La colocó en el estante, junto a mí. Durante semanas, la vi a través del espejo. Tan linda, tan silenciosa, con unos ojos brillosos como el cristal, los cuales demostraban que aún estaba cuerda, que aún no se perdía en la monotonía de la vida de una muñeca.
Alguna vez yo pasé por lo mismo; creí que todo era una pesadilla. Pero, como todas, con el tiempo se acostumbró, pues sus ojos comenzaron a apagarse, como los míos tanto tiempo atrás.

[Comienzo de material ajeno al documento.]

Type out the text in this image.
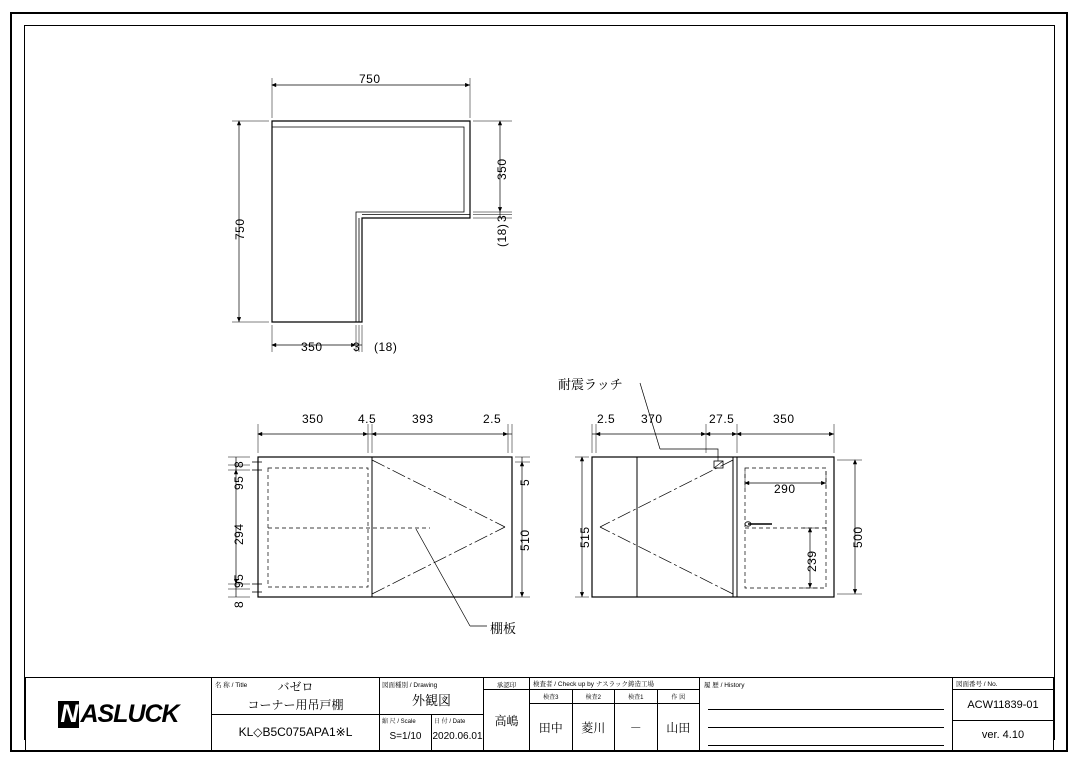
750
750
350
3
(18)
350	3 (18)
350	4.5	393	2.5
8
95
294
95
8
5
510
2.5 370	27.5	350
515	500
290
239
耐震ラッチ
棚板
N ASLUCK
名 称 / Title	バゼロ
コーナー用吊戸棚
KL◇B5C075APA1※L
図面種別 / Drawing
外観図
縮 尺 / Scale
S=1/10
日 付 / Date
2020.06.01
承認印
高嶋
検査者 / Check up by ナスラック鋳造工場
検査3	検査2	検査1	作 図
田中	菱川	－	山田
履 歴 / History	図面番号 / No.
ACW11839-01
ver. 4.10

Junto a mí presenció la creación de una docena de muñecas más, cada cual una obra de arte. Sin embargo, ninguna tan perfecta como para acompañarnos en el estante de la trastienda.
Con el paso del tiempo, la anciana cada vez llevaba menos niñas con las cuales trabajar. Pasaron largos periodos en los que no se crearon más muñecas. Las últimas ya no le quedaban bien, y se veía forzada a destruir los restos en la vieja chimenea.
—Ya estoy muy vieja para esto —nos dijo una noche, justo antes de salir por la puerta del taller para nunca más regresar.
Y desde entonces estamos aquí, solas, viendo cómo pasa el tiempo a través de nuestros ojos de cristal…
¡Un momento! La puerta se ha abierto… ¡Pero si es una niña! Espero que juegue con nosotras. Los últimos años han sido muy aburridos.